Now, a unique 3-D view of the Moon

The first of the two probes built by the University of California, Berkeley, and part of NASA’s five-satellite THEMIS mission settled into a stable orbit around the Moon’s equator on June 27, 2011.

Washington: The first of the two probes built by the University of California, Berkeley, and part of NASA’s five-satellite THEMIS mission settled into a stable orbit around the Moon’s equator on June 27, 2011.
If everything go as planned, the second probe will assume a similar lunar orbit, though in the opposite direction, on Sunday - July 17, 2011.

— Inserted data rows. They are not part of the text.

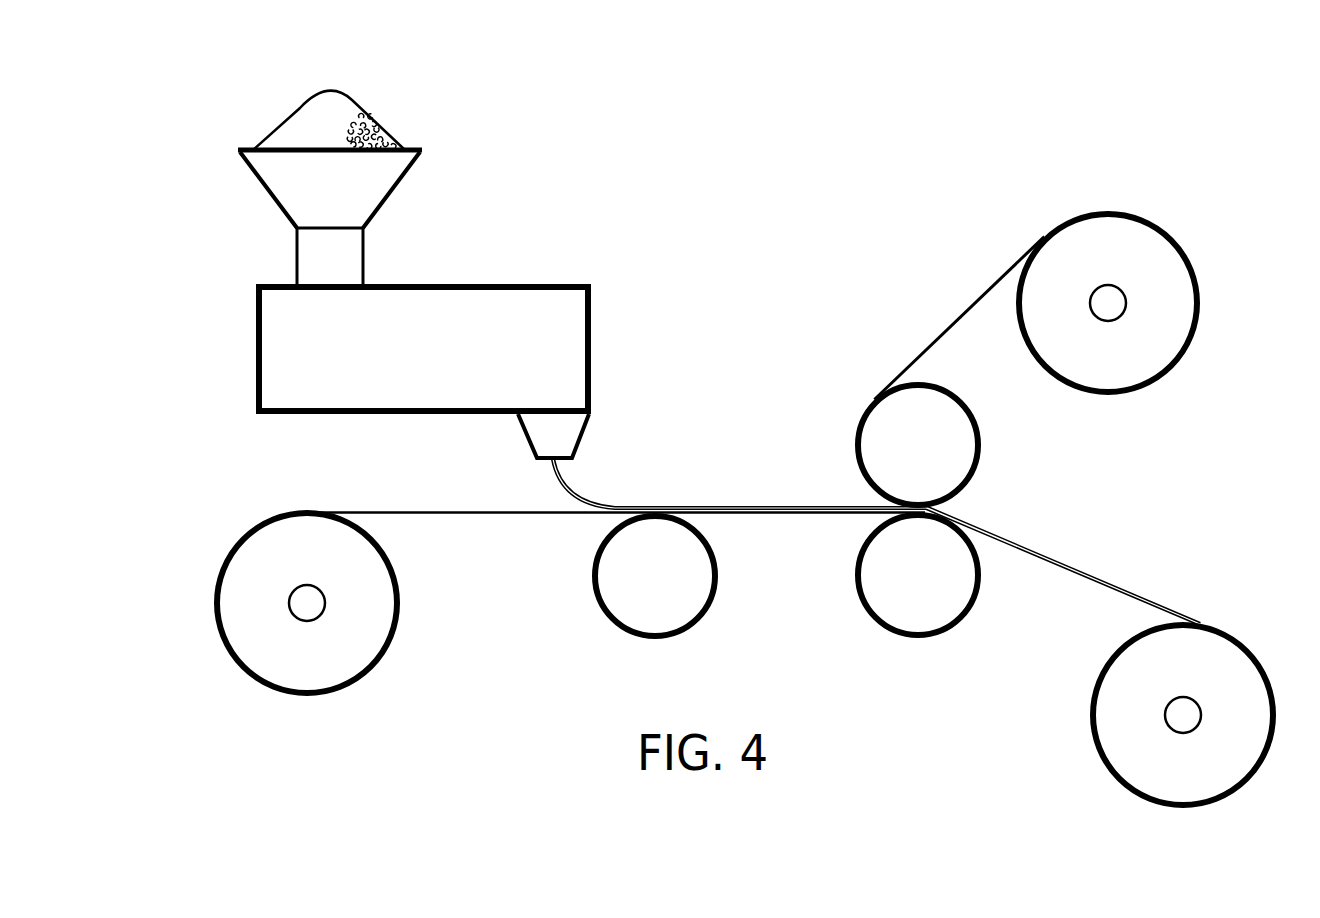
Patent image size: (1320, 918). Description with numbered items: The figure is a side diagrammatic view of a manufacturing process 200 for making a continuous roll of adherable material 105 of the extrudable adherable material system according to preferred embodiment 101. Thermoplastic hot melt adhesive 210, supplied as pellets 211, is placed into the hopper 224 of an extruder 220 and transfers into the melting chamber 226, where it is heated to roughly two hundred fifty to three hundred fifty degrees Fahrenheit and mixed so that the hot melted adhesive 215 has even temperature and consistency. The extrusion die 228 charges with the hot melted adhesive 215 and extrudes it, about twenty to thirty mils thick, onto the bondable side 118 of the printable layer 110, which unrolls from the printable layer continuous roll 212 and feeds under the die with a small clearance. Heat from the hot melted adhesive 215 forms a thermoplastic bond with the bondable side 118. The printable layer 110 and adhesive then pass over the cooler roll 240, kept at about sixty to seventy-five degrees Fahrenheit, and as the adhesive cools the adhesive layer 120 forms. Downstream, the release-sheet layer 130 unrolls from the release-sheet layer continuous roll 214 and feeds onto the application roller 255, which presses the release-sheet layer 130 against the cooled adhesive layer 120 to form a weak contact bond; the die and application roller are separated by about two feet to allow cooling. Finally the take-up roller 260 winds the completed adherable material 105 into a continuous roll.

The preferred embodiment 101 is at (1162, 122).
The manufacturing process 200 is at (1000, 140).
The extruder 220 is at (250, 285).
The hopper 224 is at (370, 190).
The thermoplastic hot melt adhesive 210 is at (328, 97).
The pellets 211 is at (373, 125).
The melting chamber 226 is at (263, 367).
The extrusion die 228 is at (530, 438).
The hot melted adhesive 215 is at (580, 494).
The bondable side 118 is at (385, 511).
The printable layer 110 is at (514, 511).
The adhesive layer 120 is at (769, 507).
The printable layer continuous roll 212 is at (398, 600).
The cooler roll 240 is at (592, 584).
The application roller 255 is at (981, 434).
The release-sheet layer 130 is at (963, 313).
The release-sheet layer continuous roll 214 is at (1199, 290).
The adherable material 105 is at (1087, 562).
The take-up roller 260 is at (1092, 720).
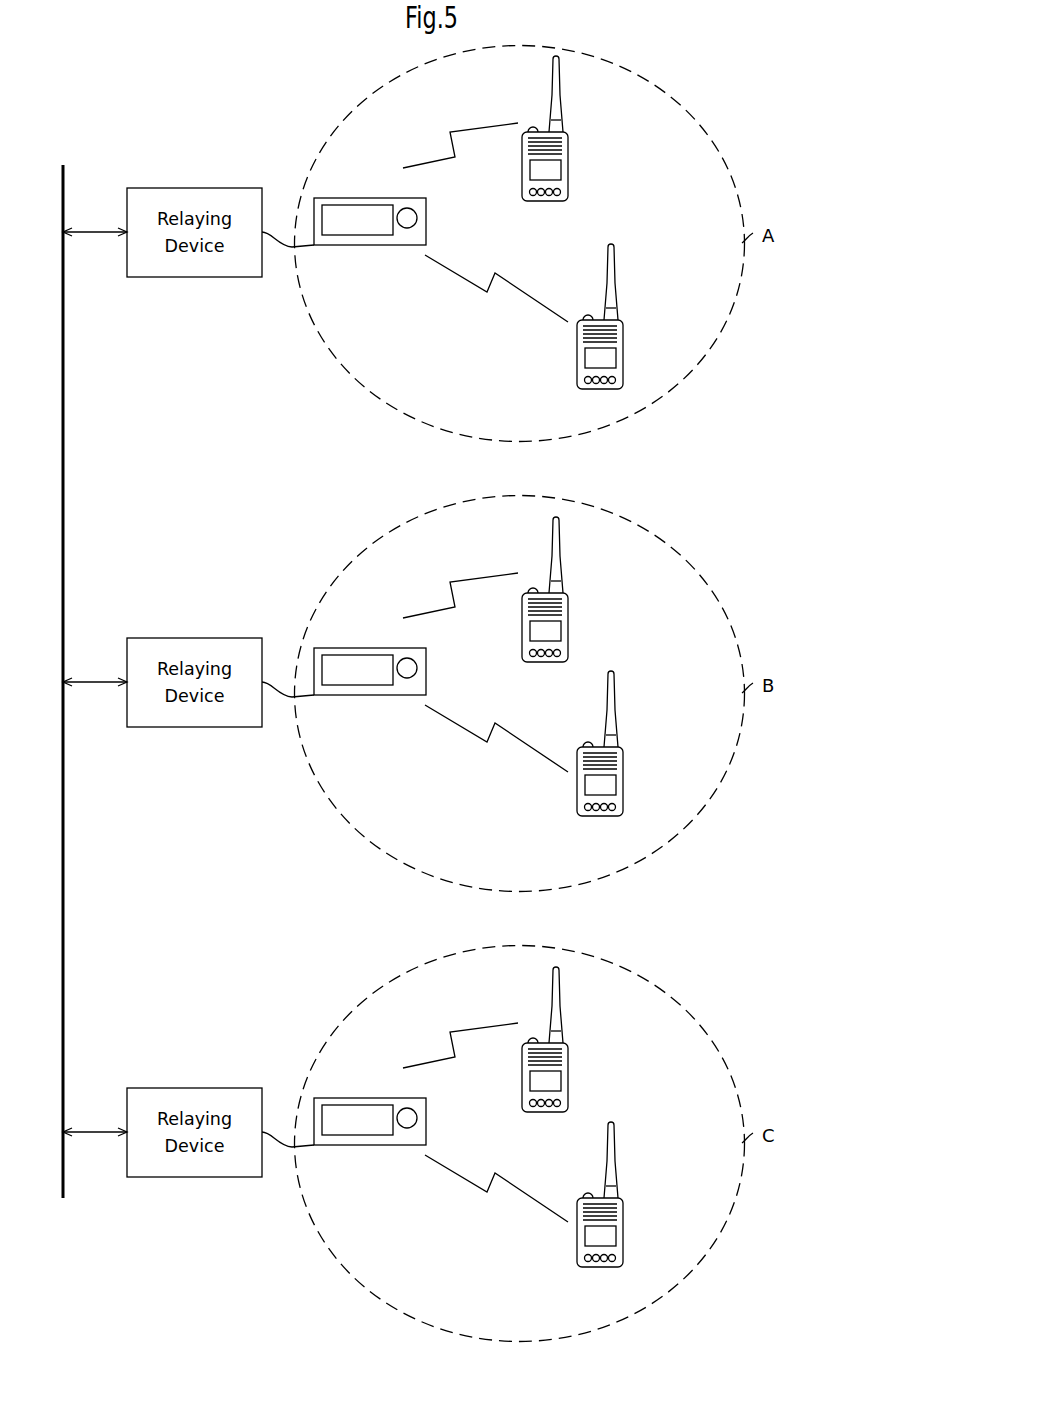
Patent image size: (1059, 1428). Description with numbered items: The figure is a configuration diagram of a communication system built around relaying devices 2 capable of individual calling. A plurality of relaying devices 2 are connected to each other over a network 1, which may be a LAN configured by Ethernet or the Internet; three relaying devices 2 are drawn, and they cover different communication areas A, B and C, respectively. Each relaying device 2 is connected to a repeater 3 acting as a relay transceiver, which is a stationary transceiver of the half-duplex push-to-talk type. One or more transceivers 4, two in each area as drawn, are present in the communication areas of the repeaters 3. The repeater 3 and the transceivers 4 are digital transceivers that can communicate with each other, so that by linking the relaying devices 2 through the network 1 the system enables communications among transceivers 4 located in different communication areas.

The network 1 is at (63, 452).
The relaying device 2 is at (182, 188).
The repeater 3 is at (426, 199).
The transceiver 4 is at (568, 170).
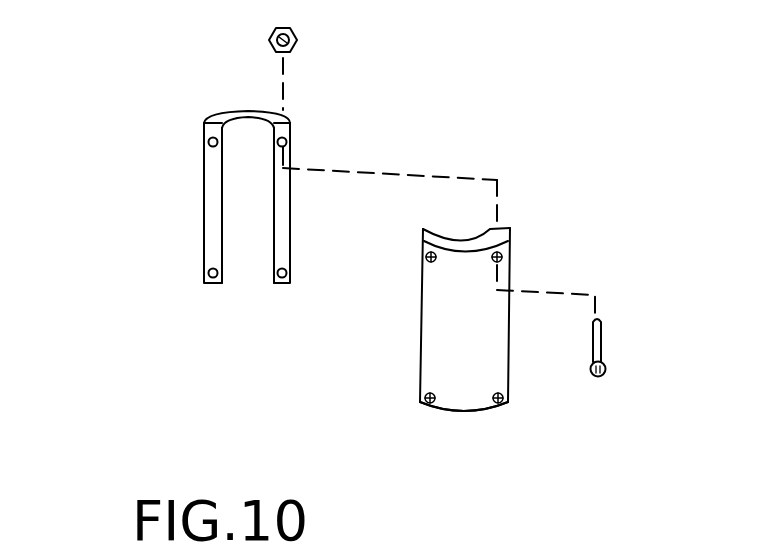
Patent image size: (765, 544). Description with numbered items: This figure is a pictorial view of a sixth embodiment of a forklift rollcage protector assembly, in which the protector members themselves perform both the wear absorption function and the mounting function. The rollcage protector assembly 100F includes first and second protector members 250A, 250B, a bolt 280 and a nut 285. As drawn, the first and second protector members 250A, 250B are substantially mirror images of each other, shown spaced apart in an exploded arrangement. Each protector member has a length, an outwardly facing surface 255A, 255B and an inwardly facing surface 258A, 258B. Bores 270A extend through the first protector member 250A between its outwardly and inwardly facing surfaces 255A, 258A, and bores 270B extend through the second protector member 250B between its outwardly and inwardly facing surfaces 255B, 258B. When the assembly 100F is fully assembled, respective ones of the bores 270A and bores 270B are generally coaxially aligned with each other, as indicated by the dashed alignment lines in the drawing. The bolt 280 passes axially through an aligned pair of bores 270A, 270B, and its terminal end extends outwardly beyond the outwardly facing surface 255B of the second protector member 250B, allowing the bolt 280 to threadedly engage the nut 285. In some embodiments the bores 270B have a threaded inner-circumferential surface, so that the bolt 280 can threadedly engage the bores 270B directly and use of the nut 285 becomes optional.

The rollcage protector assembly 100F is at (432, 104).
The first protector member 250A is at (470, 320).
The second protector member 250B is at (215, 207).
The outwardly facing surface 255A is at (453, 380).
The outwardly facing surface 255B is at (240, 110).
The inwardly facing surface 258A is at (463, 237).
The inwardly facing surface 258B is at (243, 145).
The bores 270A is at (500, 404).
The bores 270B is at (195, 290).
The bolt 280 is at (590, 362).
The nut 285 is at (296, 34).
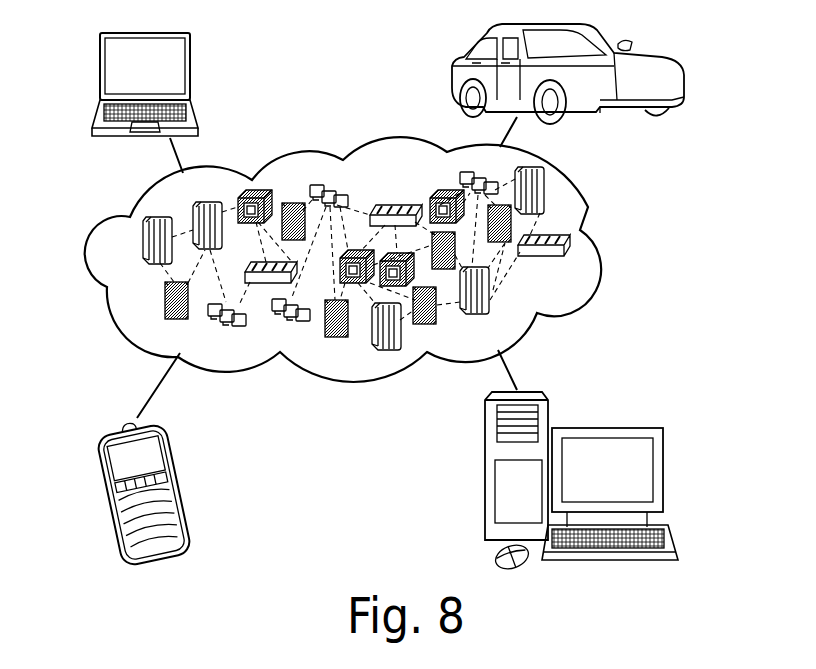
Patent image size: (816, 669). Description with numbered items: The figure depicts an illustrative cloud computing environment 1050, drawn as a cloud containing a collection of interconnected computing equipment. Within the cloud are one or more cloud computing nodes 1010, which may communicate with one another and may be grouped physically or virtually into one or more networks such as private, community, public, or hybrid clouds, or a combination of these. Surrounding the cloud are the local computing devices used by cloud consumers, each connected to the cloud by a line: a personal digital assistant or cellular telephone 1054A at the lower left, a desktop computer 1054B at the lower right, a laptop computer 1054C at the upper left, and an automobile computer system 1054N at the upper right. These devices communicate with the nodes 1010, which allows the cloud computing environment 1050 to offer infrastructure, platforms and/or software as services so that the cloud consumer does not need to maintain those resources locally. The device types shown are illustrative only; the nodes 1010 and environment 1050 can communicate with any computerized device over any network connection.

The cloud computing environment 1050 is at (406, 259).
The cloud computing nodes 1010 is at (603, 255).
The personal digital assistant (PDA) or cellular telephone 1054A is at (185, 503).
The desktop computer 1054B is at (647, 428).
The laptop computer 1054C is at (190, 57).
The automobile computer system 1054N is at (450, 77).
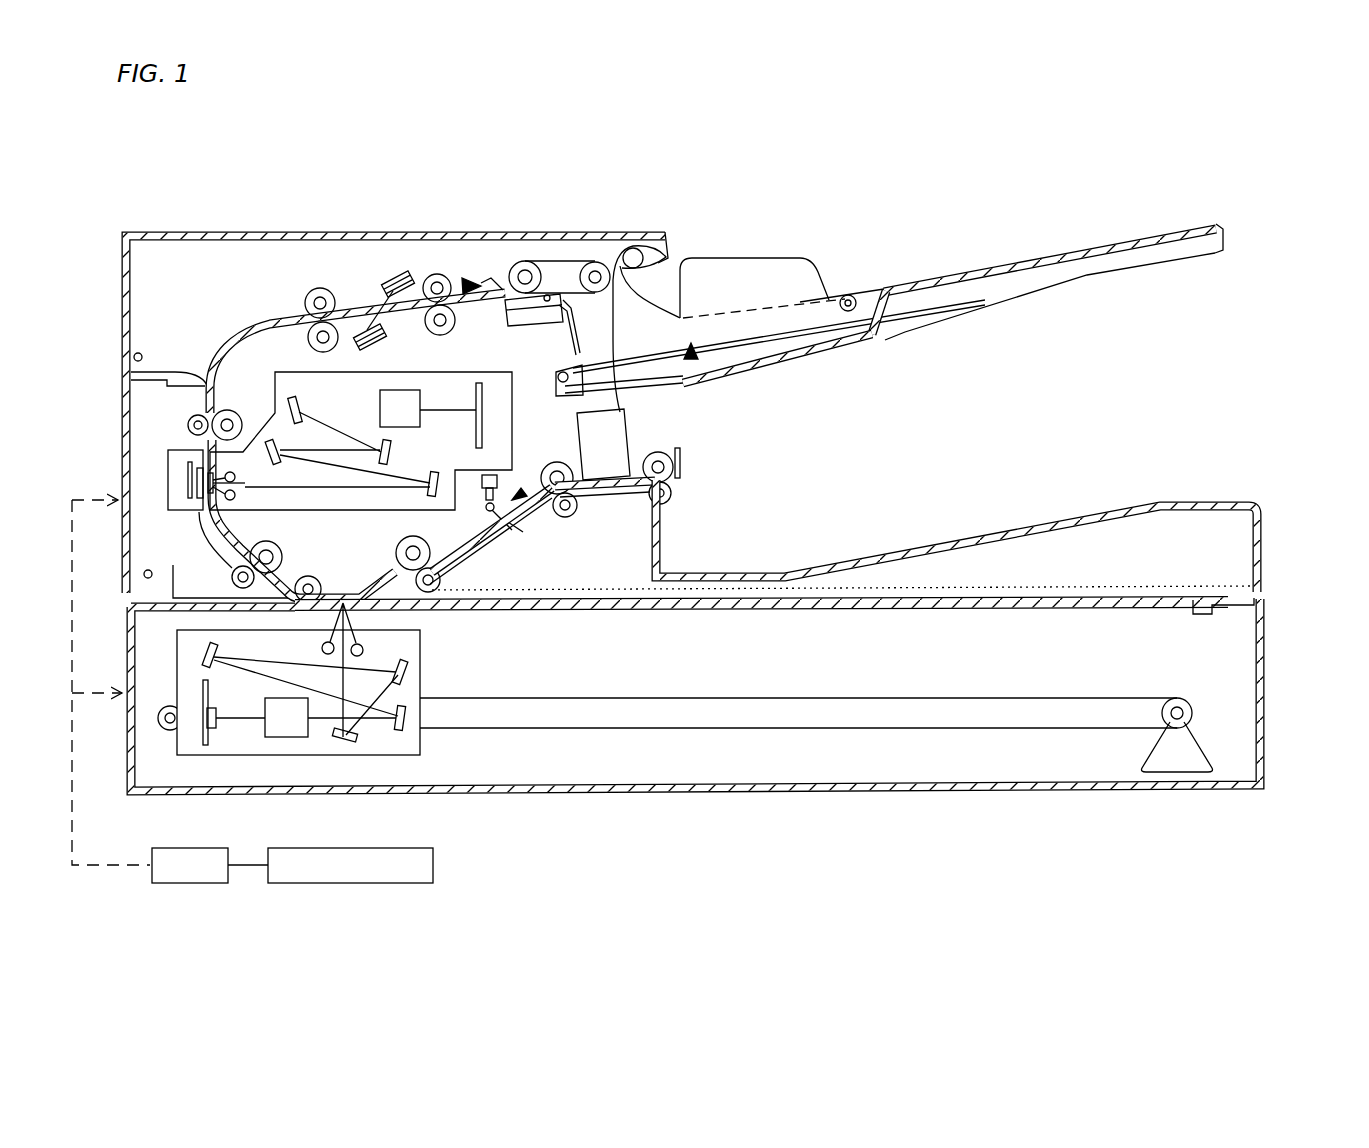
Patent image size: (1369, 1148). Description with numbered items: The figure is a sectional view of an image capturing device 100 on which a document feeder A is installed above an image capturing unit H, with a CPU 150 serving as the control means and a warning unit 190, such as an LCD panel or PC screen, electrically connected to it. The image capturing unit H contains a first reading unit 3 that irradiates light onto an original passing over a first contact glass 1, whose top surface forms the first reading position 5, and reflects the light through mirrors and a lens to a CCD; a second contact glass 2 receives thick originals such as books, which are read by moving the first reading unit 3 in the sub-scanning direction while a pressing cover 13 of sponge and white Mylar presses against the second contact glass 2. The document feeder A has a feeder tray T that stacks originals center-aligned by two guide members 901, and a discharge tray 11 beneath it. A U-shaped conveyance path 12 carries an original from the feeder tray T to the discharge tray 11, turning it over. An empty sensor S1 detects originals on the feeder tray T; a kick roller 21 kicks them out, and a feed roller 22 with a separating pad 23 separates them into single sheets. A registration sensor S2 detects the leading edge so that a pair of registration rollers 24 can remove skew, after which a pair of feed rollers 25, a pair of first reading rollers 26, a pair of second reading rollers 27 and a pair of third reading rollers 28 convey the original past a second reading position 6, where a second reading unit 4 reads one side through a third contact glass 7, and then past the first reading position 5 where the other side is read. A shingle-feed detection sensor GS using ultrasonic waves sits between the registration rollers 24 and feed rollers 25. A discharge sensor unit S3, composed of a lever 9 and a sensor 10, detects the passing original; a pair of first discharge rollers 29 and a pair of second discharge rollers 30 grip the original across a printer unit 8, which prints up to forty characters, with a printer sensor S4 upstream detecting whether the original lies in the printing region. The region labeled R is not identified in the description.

The two spacecraft that comprise the ARTEMIS mission will immediately begin the first observations ever conducted by a pair of satellites of the lunar surface, its magnetic field and the surrounding magnetic environment.

“With two spacecraft orbiting in opposite directions, we can acquire a full 3-D view of the structure of the magnetic fields near the Moon and on the lunar surface,” said Vassilis Angelopoulos, principal investigator for the THEMIS (Time History of Events and Macroscale Interactions during Substorms) and ARTEMIS (Acceleration, Reconnection, Turbulence, and Electrodynamics of the Moon’s Interaction with the Sun) missions.

“ARTEMIS will be doing totally new science, as well as reusing existing spacecraft to save a lot of taxpayer money,” he said.

“These are the most fully equipped spacecraft that have ever gone to the Moon,” added David Sibeck, THEMIS and ARTEMIS project scientist at the Goddard Space Flight Center (GSFC) in Maryland.

“For the first time we’re getting a unique, two-point perspective of the Moon from two spacecraft, and that will be a major component of our overall lunar research program.”

The two ARTEMIS probes will join NASA’s Lunar Reconnaissance Orbiter, which has been orbiting the Moon since 2009 taking high-resolution photographs and looking for signs of water ice.